Nouakchott durcit le cadre militaire : discipline, grades et commandement sous réforme
La Mauritanie engage une nouvelle phase de transformation de son appareil militaire. Dans un contexte régional marqué par la montée des menaces sécuritaires, la pression sur les zones frontalières et la nécessité de renforcer la capacité opérationnelle des forces armées, l’Assemblée nationale a adopté mercredi soir deux projets de loi majeurs visant à réformer en profondeur le statut des militaires.
Présidée par M. Mohamed Bemba Meguett, la séance parlementaire a entériné des amendements touchant à la fois les officiers et les personnels non officiers de l’armée nationale, ouvrant ainsi la voie à une modernisation du cadre juridique régissant l’institution militaire.
Devant les députés, le ministre de la Défense, des Retraités et des Enfants des Martyrs, M. Hanena Ould Sidi, a défendu une réforme qu’il présente comme une réponse directe aux mutations profondes de l’environnement stratégique national et régional. Selon lui, les textes actuellement en vigueur ne correspondent plus aux réalités opérationnelles auxquelles l’armée mauritanienne est confrontée.
Cette refonte vise d’abord à harmoniser les bases juridiques encadrant l’ensemble du corps des officiers, tout en adaptant leur statut aux nouvelles exigences du commandement militaire. L’objectif affiché est clair : renforcer la cohérence institutionnelle, améliorer l’efficacité organisationnelle et consolider la discipline au sein des forces armées.
Parmi les changements les plus significatifs figure le durcissement des sanctions liées à l’abandon de poste, désormais considéré sous un angle plus strict en raison de ses implications directes sur la sécurité nationale et la stabilité opérationnelle. Les nouvelles dispositions prévoient des conséquences administratives et professionnelles plus sévères à l’encontre des contrevenants.
Autre évolution majeure : l’introduction de deux nouveaux grades dans la hiérarchie des officiers supérieurs. Cette mesure s’inscrit dans une logique de restructuration du commandement afin de mieux accompagner l’évolution des responsabilités stratégiques, de la planification militaire et de la gestion des opérations.
Le texte renforce également les obligations de réserve, de discrétion et de confidentialité, considérées comme des piliers essentiels dans un environnement sécuritaire de plus en plus sensible.
La réforme ne se limite pas aux officiers. Le second projet de loi adopté concerne les personnels non officiers, avec pour ambition de moderniser le cadre légal régissant les soldats et les sous-officiers. Là encore, de nouveaux grades sont introduits afin de mieux refléter l’évolution de la structure militaire et de valoriser les parcours professionnels au sein des troupes.
Les exigences en matière de confidentialité sont également renforcées pour cette catégorie, traduisant une volonté politique claire de consolider la discipline et la rigueur à tous les niveaux de l’institution.

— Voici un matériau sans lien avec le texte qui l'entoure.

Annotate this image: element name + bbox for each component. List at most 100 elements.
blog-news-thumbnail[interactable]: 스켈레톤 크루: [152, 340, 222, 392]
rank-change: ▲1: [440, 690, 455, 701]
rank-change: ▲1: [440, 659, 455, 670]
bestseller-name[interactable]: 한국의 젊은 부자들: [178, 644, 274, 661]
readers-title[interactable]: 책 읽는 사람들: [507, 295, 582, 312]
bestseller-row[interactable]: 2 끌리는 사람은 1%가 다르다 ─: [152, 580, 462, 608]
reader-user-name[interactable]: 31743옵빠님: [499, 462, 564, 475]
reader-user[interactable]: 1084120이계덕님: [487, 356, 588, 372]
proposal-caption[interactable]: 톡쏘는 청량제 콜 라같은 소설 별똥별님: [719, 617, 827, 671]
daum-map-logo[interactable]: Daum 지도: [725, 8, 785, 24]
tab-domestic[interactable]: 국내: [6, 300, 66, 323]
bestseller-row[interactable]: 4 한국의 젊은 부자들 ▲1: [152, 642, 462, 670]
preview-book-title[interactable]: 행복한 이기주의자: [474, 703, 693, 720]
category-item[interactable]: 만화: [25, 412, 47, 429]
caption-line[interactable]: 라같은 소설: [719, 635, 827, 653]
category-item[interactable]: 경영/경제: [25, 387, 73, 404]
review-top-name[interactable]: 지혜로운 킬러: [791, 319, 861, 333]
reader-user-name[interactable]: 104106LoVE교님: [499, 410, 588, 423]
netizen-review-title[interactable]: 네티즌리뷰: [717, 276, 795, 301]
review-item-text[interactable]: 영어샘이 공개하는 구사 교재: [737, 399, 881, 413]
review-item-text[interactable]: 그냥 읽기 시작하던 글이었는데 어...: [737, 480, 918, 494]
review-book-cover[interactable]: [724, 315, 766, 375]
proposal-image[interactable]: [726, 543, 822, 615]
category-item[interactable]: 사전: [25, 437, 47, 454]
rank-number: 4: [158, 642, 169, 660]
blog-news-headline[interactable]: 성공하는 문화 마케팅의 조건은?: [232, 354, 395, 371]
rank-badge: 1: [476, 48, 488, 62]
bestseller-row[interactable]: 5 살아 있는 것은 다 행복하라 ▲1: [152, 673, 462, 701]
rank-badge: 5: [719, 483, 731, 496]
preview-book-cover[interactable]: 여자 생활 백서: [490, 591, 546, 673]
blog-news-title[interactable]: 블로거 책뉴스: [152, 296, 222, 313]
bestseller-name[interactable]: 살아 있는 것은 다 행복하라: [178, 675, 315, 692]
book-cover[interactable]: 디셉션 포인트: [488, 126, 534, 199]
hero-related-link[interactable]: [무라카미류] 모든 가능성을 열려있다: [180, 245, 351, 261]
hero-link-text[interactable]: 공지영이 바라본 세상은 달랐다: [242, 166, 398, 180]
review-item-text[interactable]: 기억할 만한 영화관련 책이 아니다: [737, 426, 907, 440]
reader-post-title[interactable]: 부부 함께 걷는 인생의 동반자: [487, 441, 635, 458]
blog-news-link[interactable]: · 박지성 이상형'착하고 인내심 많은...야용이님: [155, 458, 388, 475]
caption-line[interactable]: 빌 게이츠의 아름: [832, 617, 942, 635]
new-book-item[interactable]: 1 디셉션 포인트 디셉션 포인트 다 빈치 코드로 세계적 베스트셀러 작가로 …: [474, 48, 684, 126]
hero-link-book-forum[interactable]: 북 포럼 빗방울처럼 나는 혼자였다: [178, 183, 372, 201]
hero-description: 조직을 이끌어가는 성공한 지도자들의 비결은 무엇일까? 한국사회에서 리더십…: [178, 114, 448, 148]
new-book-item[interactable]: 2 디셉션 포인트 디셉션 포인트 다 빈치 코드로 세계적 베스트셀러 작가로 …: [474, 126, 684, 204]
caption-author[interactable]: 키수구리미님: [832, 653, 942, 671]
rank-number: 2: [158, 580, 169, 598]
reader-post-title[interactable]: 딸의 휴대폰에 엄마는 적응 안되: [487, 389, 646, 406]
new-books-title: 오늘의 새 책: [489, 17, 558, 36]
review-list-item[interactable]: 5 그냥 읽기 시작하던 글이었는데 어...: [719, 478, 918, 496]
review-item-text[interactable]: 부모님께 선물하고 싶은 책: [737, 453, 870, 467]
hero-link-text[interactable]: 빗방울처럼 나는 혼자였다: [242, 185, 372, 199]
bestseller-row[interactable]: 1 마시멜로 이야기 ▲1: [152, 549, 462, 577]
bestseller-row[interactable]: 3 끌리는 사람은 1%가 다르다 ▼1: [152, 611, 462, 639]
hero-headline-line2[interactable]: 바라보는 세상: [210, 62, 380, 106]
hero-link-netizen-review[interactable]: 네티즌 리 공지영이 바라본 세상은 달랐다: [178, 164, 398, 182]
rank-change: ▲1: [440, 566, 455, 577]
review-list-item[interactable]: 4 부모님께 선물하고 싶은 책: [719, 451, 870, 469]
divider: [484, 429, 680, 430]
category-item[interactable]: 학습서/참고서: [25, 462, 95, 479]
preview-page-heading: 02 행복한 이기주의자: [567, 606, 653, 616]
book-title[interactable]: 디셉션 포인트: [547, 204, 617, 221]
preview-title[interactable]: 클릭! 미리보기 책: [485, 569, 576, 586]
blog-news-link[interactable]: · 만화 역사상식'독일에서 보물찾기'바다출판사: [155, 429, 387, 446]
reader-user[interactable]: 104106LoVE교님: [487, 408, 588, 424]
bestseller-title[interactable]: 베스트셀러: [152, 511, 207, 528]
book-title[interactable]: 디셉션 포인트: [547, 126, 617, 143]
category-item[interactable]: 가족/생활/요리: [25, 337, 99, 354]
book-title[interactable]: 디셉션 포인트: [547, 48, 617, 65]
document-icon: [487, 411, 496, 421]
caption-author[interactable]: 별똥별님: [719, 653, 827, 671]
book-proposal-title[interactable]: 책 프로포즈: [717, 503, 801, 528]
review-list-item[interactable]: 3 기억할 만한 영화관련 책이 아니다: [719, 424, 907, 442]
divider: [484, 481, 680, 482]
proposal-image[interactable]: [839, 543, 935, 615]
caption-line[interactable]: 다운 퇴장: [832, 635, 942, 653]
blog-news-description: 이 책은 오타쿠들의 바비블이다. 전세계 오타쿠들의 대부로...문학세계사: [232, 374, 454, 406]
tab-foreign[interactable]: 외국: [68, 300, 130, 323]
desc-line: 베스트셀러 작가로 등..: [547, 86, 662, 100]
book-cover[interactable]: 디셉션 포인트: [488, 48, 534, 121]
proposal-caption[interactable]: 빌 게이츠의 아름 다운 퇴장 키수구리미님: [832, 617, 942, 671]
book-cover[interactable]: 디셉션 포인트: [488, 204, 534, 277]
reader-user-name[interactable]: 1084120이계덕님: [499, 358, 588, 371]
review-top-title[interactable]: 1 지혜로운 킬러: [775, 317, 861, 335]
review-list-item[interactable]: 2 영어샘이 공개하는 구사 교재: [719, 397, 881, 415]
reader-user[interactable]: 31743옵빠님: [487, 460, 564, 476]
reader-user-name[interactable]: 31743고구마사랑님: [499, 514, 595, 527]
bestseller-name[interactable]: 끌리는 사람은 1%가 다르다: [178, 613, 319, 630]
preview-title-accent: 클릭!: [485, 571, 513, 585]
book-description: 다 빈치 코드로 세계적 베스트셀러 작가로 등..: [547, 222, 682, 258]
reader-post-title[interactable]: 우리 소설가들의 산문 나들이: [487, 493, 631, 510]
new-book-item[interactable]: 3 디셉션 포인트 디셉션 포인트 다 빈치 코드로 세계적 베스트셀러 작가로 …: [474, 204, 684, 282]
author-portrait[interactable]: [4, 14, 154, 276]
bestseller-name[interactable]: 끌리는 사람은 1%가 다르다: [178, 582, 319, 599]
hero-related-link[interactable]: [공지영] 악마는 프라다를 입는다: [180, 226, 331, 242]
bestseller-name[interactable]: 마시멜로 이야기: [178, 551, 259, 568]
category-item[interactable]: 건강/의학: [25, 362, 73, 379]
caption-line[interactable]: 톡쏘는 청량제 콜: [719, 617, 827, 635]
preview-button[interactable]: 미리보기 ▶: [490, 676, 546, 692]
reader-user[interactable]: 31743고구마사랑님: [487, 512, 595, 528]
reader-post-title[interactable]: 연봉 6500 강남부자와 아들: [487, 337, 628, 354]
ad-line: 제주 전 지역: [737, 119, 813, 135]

Au sein de l’hémicycle, les députés ont largement soutenu ces réformes, les présentant comme un tournant stratégique pour l’armée mauritanienne. Plusieurs élus ont néanmoins insisté sur la nécessité d’accompagner cette modernisation institutionnelle par une amélioration concrète des conditions de vie et de travail des militaires, en particulier ceux déployés dans les zones frontalières, où les défis sécuritaires demeurent les plus élevés.
À travers cette réforme, Nouakchott envoie un signal fort : celui d’une armée en pleine mutation, davantage structurée, plus disciplinée et mieux préparée à répondre aux défis sécuritaires d’un environnement sahélo-saharien en constante recomposition.